I'll be 65 in 25 years and I dream of moving into a retirement community on the moon someday. How do we make that happen?
I am planning on finding volunteers from the best marketing and business programs in the world that will work with volunteers from the best sociological and engineering programs in the world. The goal is to come up with something for the general public to want and believe can work.
But this will take more that just leadership and money; it will take raising interest, awareness, and most importantly clear, logical, and creative sociological and technological plans.
We have the technology and the ability to construct a new society; we just have to be extremely creative if we want a plan that will work.
We have to show and get in the heads of the general public, wealthy, influential (entertainers like movie producers, singers, actors) and leaders (heads of states, law makers, elected officials etc.) that this will happen with enough support.
You needn't be the best sociologist or marketer in the world to know that this is completely wrong.
If you want "the heads of the general public, wealthy, influential (entertainers like movie producers, singers, actors) and leaders (heads of states, law makers, elected officials etc.)" to buy in, merely showing that "it will happen with enough support" is going to be a complete flop; You need rather to show
what's in it for them.
Why do I, as a wealthy and influential politician, want this to happen? Certainly not just because lots of other people think it's a swell idea.
It will be a promise for a better future for everyone.
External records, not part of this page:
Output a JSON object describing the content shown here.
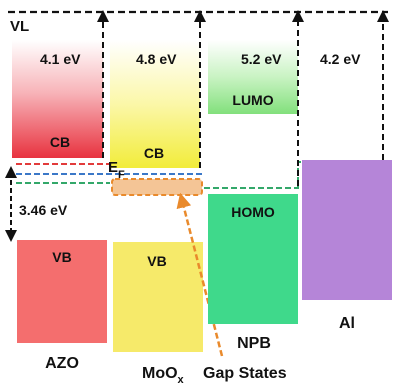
{
  "diagram": {
    "vacuum_level": "VL",
    "materials": {
      "azo": {
        "name": "AZO",
        "work_function": "4.1 eV",
        "cb": "CB",
        "vb": "VB",
        "gap": "3.46 eV",
        "cb_color": "#e8323f",
        "vb_color": "#f46e6e"
      },
      "moox": {
        "name_main": "MoO",
        "name_sub": "x",
        "work_function": "4.8 eV",
        "cb": "CB",
        "vb": "VB",
        "fermi_main": "E",
        "fermi_sub": "F",
        "cb_color": "#f3ee2a",
        "vb_color": "#f6ea6a"
      },
      "npb": {
        "name": "NPB",
        "work_function": "5.2 eV",
        "lumo": "LUMO",
        "homo": "HOMO",
        "lumo_color": "#7fe07a",
        "homo_color": "#3fd98b"
      },
      "al": {
        "name": "Al",
        "work_function": "4.2 eV",
        "color": "#b585d8"
      }
    },
    "gap_states": {
      "label": "Gap States",
      "color": "#e98a2c"
    },
    "level_colors": {
      "red": "#e23b3b",
      "blue": "#3b78c8",
      "green": "#33a86a"
    }
  }
}
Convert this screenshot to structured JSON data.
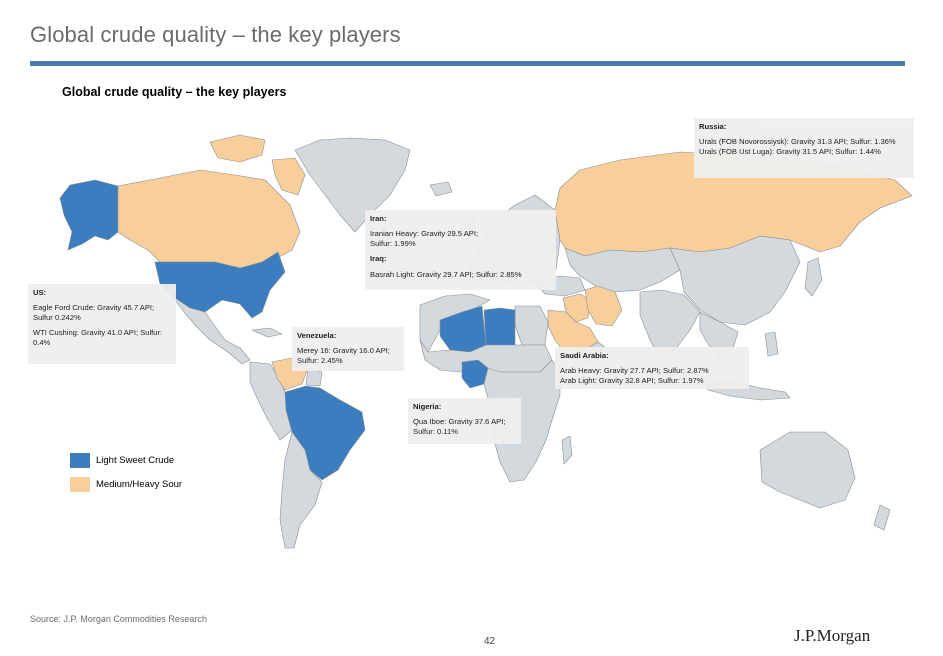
{
  "slide": {
    "title": "Global crude quality – the key players",
    "rule_color": "#4a7aae"
  },
  "map": {
    "title": "Global crude quality – the key players",
    "colors": {
      "light_sweet": "#3b7dbf",
      "medium_heavy_sour": "#f8cf9a",
      "other": "#d4d9de",
      "border": "#8a8f95"
    }
  },
  "callouts": {
    "russia": {
      "head": "Russia:",
      "lines": [
        "Urals (FOB Novorossiysk): Gravity 31.3 API; Sulfur: 1.36%",
        "Urals (FOB Ust Luga): Gravity 31.5 API; Sulfur: 1.44%"
      ]
    },
    "iran": {
      "head": "Iran:",
      "lines": [
        "Iranian Heavy: Gravity 29.5 API;",
        "Sulfur: 1.99%"
      ]
    },
    "iraq": {
      "head": "Iraq:",
      "lines": [
        "Basrah Light: Gravity 29.7 API; Sulfur: 2.85%"
      ]
    },
    "us": {
      "head": "US:",
      "lines": [
        "Eagle Ford Crude: Gravity 45.7 API;",
        "Sulfur 0.242%",
        "WTI Cushing: Gravity 41.0 API; Sulfur:",
        "0.4%"
      ]
    },
    "venezuela": {
      "head": "Venezuela:",
      "lines": [
        "Merey 16: Gravity 16.0 API;",
        "Sulfur: 2.45%"
      ]
    },
    "saudi": {
      "head": "Saudi Arabia:",
      "lines": [
        "Arab Heavy: Gravity 27.7 API; Sulfur: 2.87%",
        "Arab Light: Gravity 32.8 API; Sulfur: 1.97%"
      ]
    },
    "nigeria": {
      "head": "Nigeria:",
      "lines": [
        "Qua Iboe: Gravity 37.6 API;",
        "Sulfur: 0.11%"
      ]
    }
  },
  "legend": {
    "items": [
      {
        "label": "Light Sweet Crude",
        "color": "#3b7dbf"
      },
      {
        "label": "Medium/Heavy Sour",
        "color": "#f8cf9a"
      }
    ]
  },
  "footer": {
    "source": "Source: J.P. Morgan Commodities Research",
    "page_number": "42",
    "logo": "J.P.Morgan"
  }
}
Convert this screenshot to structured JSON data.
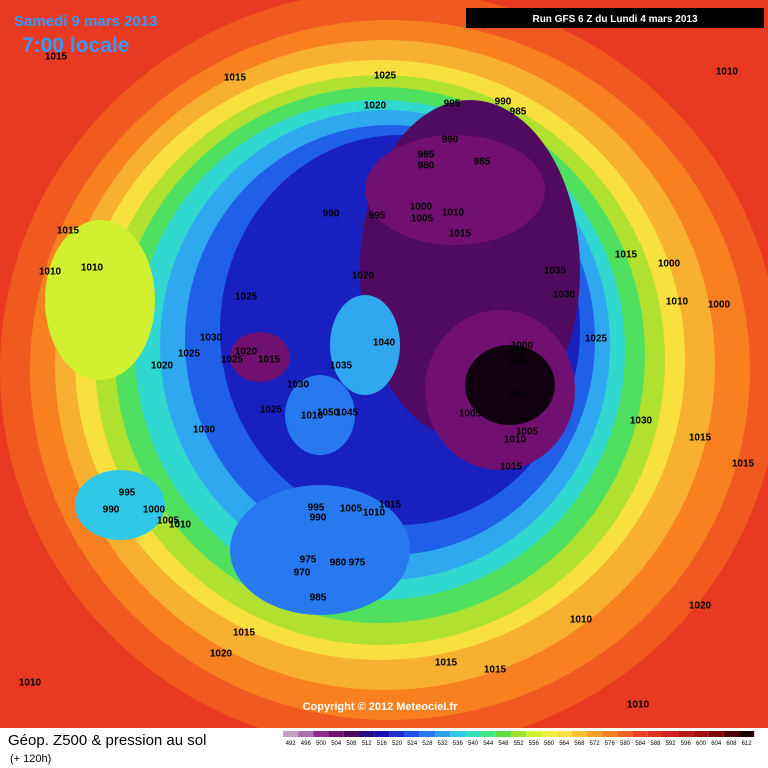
{
  "header": {
    "valid_date": "Samedi 9 mars 2013",
    "valid_time": "7:00 locale",
    "run": "Run GFS 6 Z du Lundi 4 mars 2013"
  },
  "copyright": "Copyright © 2012 Meteociel.fr",
  "footer": {
    "title": "Géop. Z500 & pression au sol",
    "lead_time": "(+ 120h)"
  },
  "isobar_labels": [
    "1015",
    "1015",
    "1025",
    "1020",
    "995",
    "990",
    "985",
    "1010",
    "990",
    "985",
    "980",
    "985",
    "990",
    "995",
    "1000",
    "1005",
    "1010",
    "1015",
    "1015",
    "1010",
    "1010",
    "1015",
    "1000",
    "1035",
    "1030",
    "1020",
    "1025",
    "1010",
    "1000",
    "1025",
    "1030",
    "1020",
    "1025",
    "1015",
    "1025",
    "1020",
    "1035",
    "1040",
    "1000",
    "995",
    "990",
    "1030",
    "985",
    "1005",
    "1010",
    "1050",
    "1045",
    "1025",
    "1030",
    "1005",
    "1010",
    "1015",
    "1030",
    "1015",
    "1015",
    "995",
    "990",
    "1000",
    "1005",
    "1010",
    "995",
    "990",
    "1005",
    "1010",
    "1015",
    "975",
    "970",
    "980",
    "975",
    "985",
    "1010",
    "1020",
    "1015",
    "1020",
    "1015",
    "1015",
    "1010",
    "1010"
  ],
  "color_scale": {
    "values": [
      492,
      496,
      500,
      504,
      508,
      512,
      516,
      520,
      524,
      528,
      532,
      536,
      540,
      544,
      548,
      552,
      556,
      560,
      564,
      568,
      572,
      576,
      580,
      584,
      588,
      592,
      596,
      600,
      604,
      608,
      612
    ],
    "colors": [
      "#c8a0c8",
      "#b070b0",
      "#902890",
      "#701070",
      "#500a60",
      "#2a0a80",
      "#1810b0",
      "#2030d0",
      "#2050e8",
      "#2878f0",
      "#30a0f0",
      "#30c8e8",
      "#30e0c0",
      "#40e880",
      "#60e040",
      "#a0e030",
      "#d0f030",
      "#f0f040",
      "#f8e040",
      "#f8c030",
      "#f8a028",
      "#f88020",
      "#f06020",
      "#e84020",
      "#e03020",
      "#d02020",
      "#b81818",
      "#a01010",
      "#800808",
      "#500404",
      "#200000"
    ]
  }
}
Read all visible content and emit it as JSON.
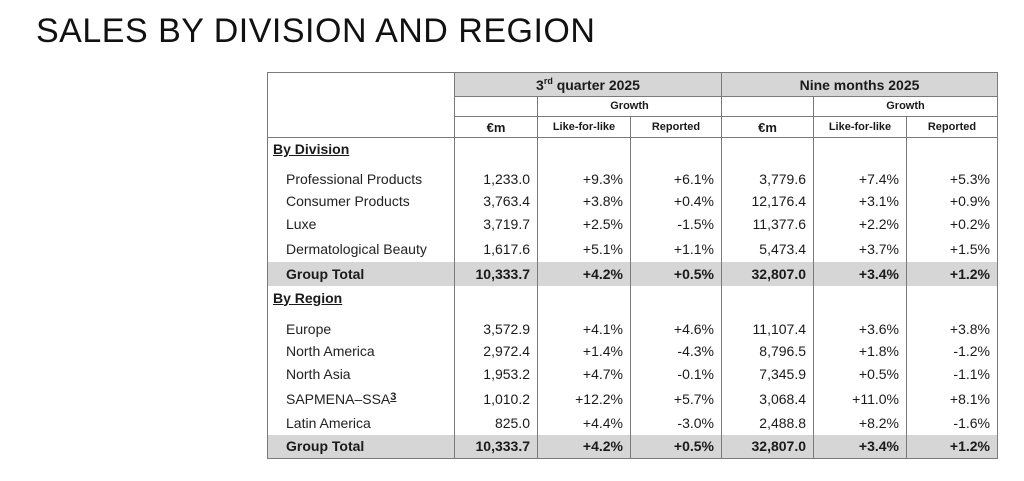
{
  "title": "SALES BY DIVISION AND REGION",
  "header": {
    "q3_prefix": "3",
    "q3_sup": "rd",
    "q3_suffix": " quarter 2025",
    "nine_months": "Nine months 2025",
    "growth": "Growth",
    "unit": "€m",
    "lfl": "Like-for-like",
    "reported": "Reported"
  },
  "by_division": {
    "heading": "By Division",
    "rows": [
      {
        "label": "Professional Products",
        "q3_value": "1,233.0",
        "q3_lfl": "+9.3%",
        "q3_rep": "+6.1%",
        "nm_value": "3,779.6",
        "nm_lfl": "+7.4%",
        "nm_rep": "+5.3%"
      },
      {
        "label": "Consumer Products",
        "q3_value": "3,763.4",
        "q3_lfl": "+3.8%",
        "q3_rep": "+0.4%",
        "nm_value": "12,176.4",
        "nm_lfl": "+3.1%",
        "nm_rep": "+0.9%"
      },
      {
        "label": "Luxe",
        "q3_value": "3,719.7",
        "q3_lfl": "+2.5%",
        "q3_rep": "-1.5%",
        "nm_value": "11,377.6",
        "nm_lfl": "+2.2%",
        "nm_rep": "+0.2%"
      },
      {
        "label": "Dermatological Beauty",
        "q3_value": "1,617.6",
        "q3_lfl": "+5.1%",
        "q3_rep": "+1.1%",
        "nm_value": "5,473.4",
        "nm_lfl": "+3.7%",
        "nm_rep": "+1.5%"
      }
    ],
    "total": {
      "label": "Group Total",
      "q3_value": "10,333.7",
      "q3_lfl": "+4.2%",
      "q3_rep": "+0.5%",
      "nm_value": "32,807.0",
      "nm_lfl": "+3.4%",
      "nm_rep": "+1.2%"
    }
  },
  "by_region": {
    "heading": "By Region",
    "rows": [
      {
        "label": "Europe",
        "q3_value": "3,572.9",
        "q3_lfl": "+4.1%",
        "q3_rep": "+4.6%",
        "nm_value": "11,107.4",
        "nm_lfl": "+3.6%",
        "nm_rep": "+3.8%"
      },
      {
        "label": "North America",
        "q3_value": "2,972.4",
        "q3_lfl": "+1.4%",
        "q3_rep": "-4.3%",
        "nm_value": "8,796.5",
        "nm_lfl": "+1.8%",
        "nm_rep": "-1.2%"
      },
      {
        "label": "North Asia",
        "q3_value": "1,953.2",
        "q3_lfl": "+4.7%",
        "q3_rep": "-0.1%",
        "nm_value": "7,345.9",
        "nm_lfl": "+0.5%",
        "nm_rep": "-1.1%"
      },
      {
        "label": "SAPMENA–SSA",
        "footnote": "3",
        "q3_value": "1,010.2",
        "q3_lfl": "+12.2%",
        "q3_rep": "+5.7%",
        "nm_value": "3,068.4",
        "nm_lfl": "+11.0%",
        "nm_rep": "+8.1%"
      },
      {
        "label": "Latin America",
        "q3_value": "825.0",
        "q3_lfl": "+4.4%",
        "q3_rep": "-3.0%",
        "nm_value": "2,488.8",
        "nm_lfl": "+8.2%",
        "nm_rep": "-1.6%"
      }
    ],
    "total": {
      "label": "Group Total",
      "q3_value": "10,333.7",
      "q3_lfl": "+4.2%",
      "q3_rep": "+0.5%",
      "nm_value": "32,807.0",
      "nm_lfl": "+3.4%",
      "nm_rep": "+1.2%"
    }
  }
}
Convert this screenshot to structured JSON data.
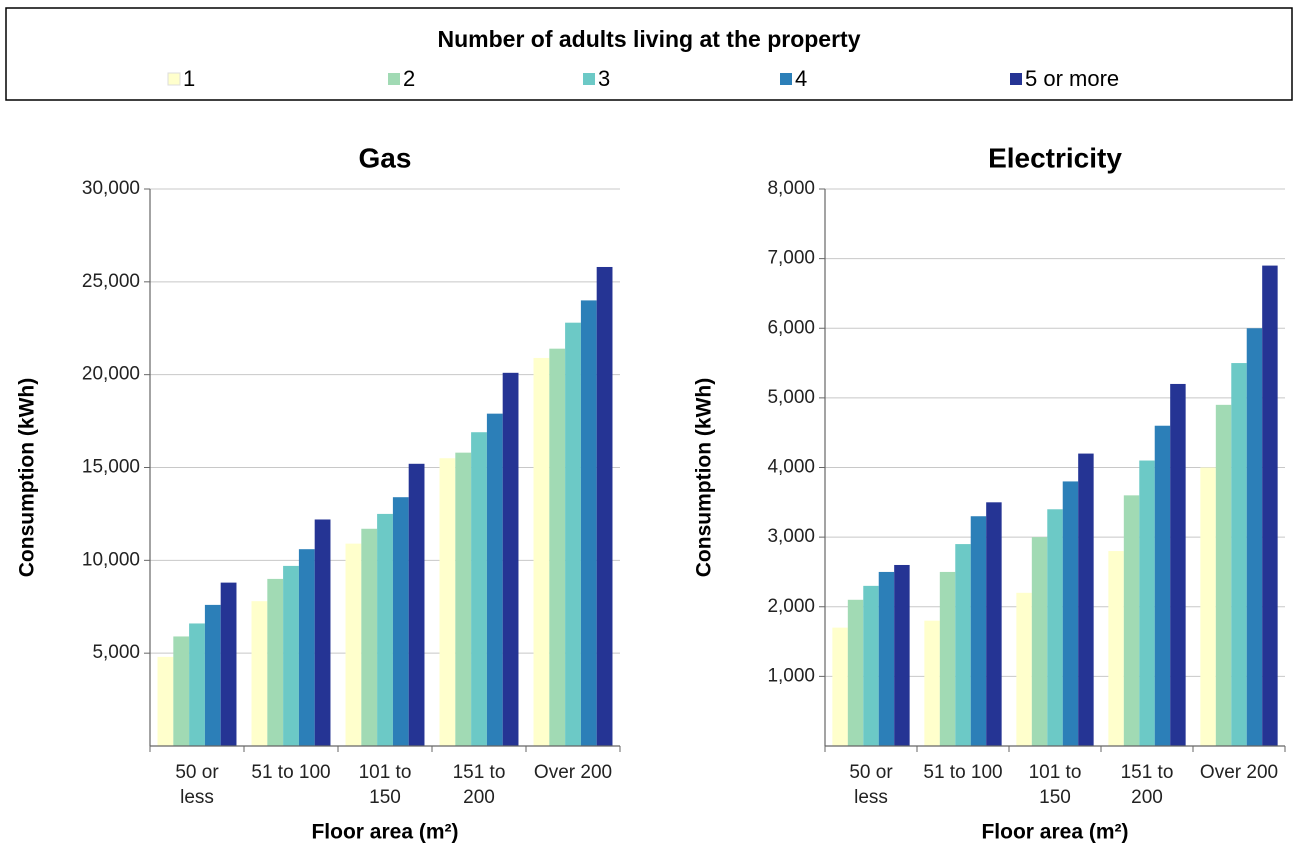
{
  "legend_title": "Number of adults living at the property",
  "chart_data": [
    {
      "type": "bar",
      "title": "Gas",
      "x_label": "Floor area (m²)",
      "y_label": "Consumption (kWh)",
      "categories": [
        "50 or less",
        "51 to 100",
        "101 to 150",
        "151 to 200",
        "Over 200"
      ],
      "series": [
        {
          "name": "1",
          "color": "#ffffcc",
          "values": [
            4800,
            7800,
            10900,
            15500,
            20900
          ]
        },
        {
          "name": "2",
          "color": "#a1dab4",
          "values": [
            5900,
            9000,
            11700,
            15800,
            21400
          ]
        },
        {
          "name": "3",
          "color": "#6cc9c6",
          "values": [
            6600,
            9700,
            12500,
            16900,
            22800
          ]
        },
        {
          "name": "4",
          "color": "#2c7fb8",
          "values": [
            7600,
            10600,
            13400,
            17900,
            24000
          ]
        },
        {
          "name": "5 or more",
          "color": "#253494",
          "values": [
            8800,
            12200,
            15200,
            20100,
            25800
          ]
        }
      ],
      "ylim": [
        0,
        30000
      ],
      "yticks": [
        {
          "value": 5000,
          "label": "5,000"
        },
        {
          "value": 10000,
          "label": "10,000"
        },
        {
          "value": 15000,
          "label": "15,000"
        },
        {
          "value": 20000,
          "label": "20,000"
        },
        {
          "value": 25000,
          "label": "25,000"
        },
        {
          "value": 30000,
          "label": "30,000"
        }
      ],
      "grid": true
    },
    {
      "type": "bar",
      "title": "Electricity",
      "x_label": "Floor area (m²)",
      "y_label": "Consumption (kWh)",
      "categories": [
        "50 or less",
        "51 to 100",
        "101 to 150",
        "151 to 200",
        "Over 200"
      ],
      "series": [
        {
          "name": "1",
          "color": "#ffffcc",
          "values": [
            1700,
            1800,
            2200,
            2800,
            4000
          ]
        },
        {
          "name": "2",
          "color": "#a1dab4",
          "values": [
            2100,
            2500,
            3000,
            3600,
            4900
          ]
        },
        {
          "name": "3",
          "color": "#6cc9c6",
          "values": [
            2300,
            2900,
            3400,
            4100,
            5500
          ]
        },
        {
          "name": "4",
          "color": "#2c7fb8",
          "values": [
            2500,
            3300,
            3800,
            4600,
            6000
          ]
        },
        {
          "name": "5 or more",
          "color": "#253494",
          "values": [
            2600,
            3500,
            4200,
            5200,
            6900
          ]
        }
      ],
      "ylim": [
        0,
        8000
      ],
      "yticks": [
        {
          "value": 1000,
          "label": "1,000"
        },
        {
          "value": 2000,
          "label": "2,000"
        },
        {
          "value": 3000,
          "label": "3,000"
        },
        {
          "value": 4000,
          "label": "4,000"
        },
        {
          "value": 5000,
          "label": "5,000"
        },
        {
          "value": 6000,
          "label": "6,000"
        },
        {
          "value": 7000,
          "label": "7,000"
        },
        {
          "value": 8000,
          "label": "8,000"
        }
      ],
      "grid": true
    }
  ]
}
I am a wealthy and influential politician. Me and mine already have a bright future; why would I put that at any kind of risk for the sake of a bunch of strangers?
One very big reason why I want this to happen so much is so we can ease population and geopolitical pressures.
Then you are clearly incompetent at basic mathematics.
Population pressures can be resolved by reducing birth rates; but they cannot be resolved by migrating to the stars.
Imagine a population that doubles every 30 years (This is pretty much what we had before the invention of the contraceptive pill). Now, let's pick a carrying capacity for the Earth - say it is 10 billion (it doesn't really matter what numbers you pick; the result is essentially the same for any carrying capacity and doubling rate, only the time-scales vary).
Now, in 1987, there were 5 billion people in the world. So in 2017, with 30-year doubling, the carrying capacity is reached. Now we need to move people off-planet. So lets terraform Venus - it's the same size as Earth, give or take; let's go the full Ryan on this, and assume that we can complete the whole job in a year, including building a fleet of spaceships to take people to Venus as colonists, and making Venus so liveable that it can independently support ten billion people. Problem solved!
Oh, hang on; fast forward to 2047, and - oh, shit. We have filled up Venus, and now we need to terraform Mars. Mars is smaller than Earth and Venus, but let's not be negative nellies; let's assume that we can make Mars fit for another 10 billion people to live. That solves Earth's problem. Oh, but we need to solve the Venus population problem too. Shit. Better terraform Mercury then. Another 10 billion on Mercury. Phew. Problem solved.
But wait! In 2077, we need to find four more planets to each take 10 billion people...
It is pretty obvious that moving people into space just doesn't solve the problem - within two centuries (180 years, if we want to be pedantic), you need to find homes for 320 billion people off-world; and thirty years later, for 640 billion. Even if we used all the matter in the solar system to build spacecraft capable of travelling at a sizable fraction of the speed of light, and we could terraform (or turn into hyper-drive spacecraft) every star and planet we found, we would run out of living space in a few centuries at best.
Nope, if you want to solve the population problem, you have to solve it at the source - either people have to die as fast as they are being born; or they need to be born only as fast as they die off.
Fortunately, with access to the contraceptive pill and basic primary education, women on average choose to have less than 2 children each. So the problem is simply that of getting them access to basic education and cheap, safe medication. No space program required.
In my opinion, we need this to at least start if we want to extend our lifespans and avoid the future conflicts that geopolitics will feed indefinitely.
I used to think that money is reason for all wars, but I know now that it's geopolitics.
Well going into space will just make the problem astropolitics. It won't actually solve anything at all.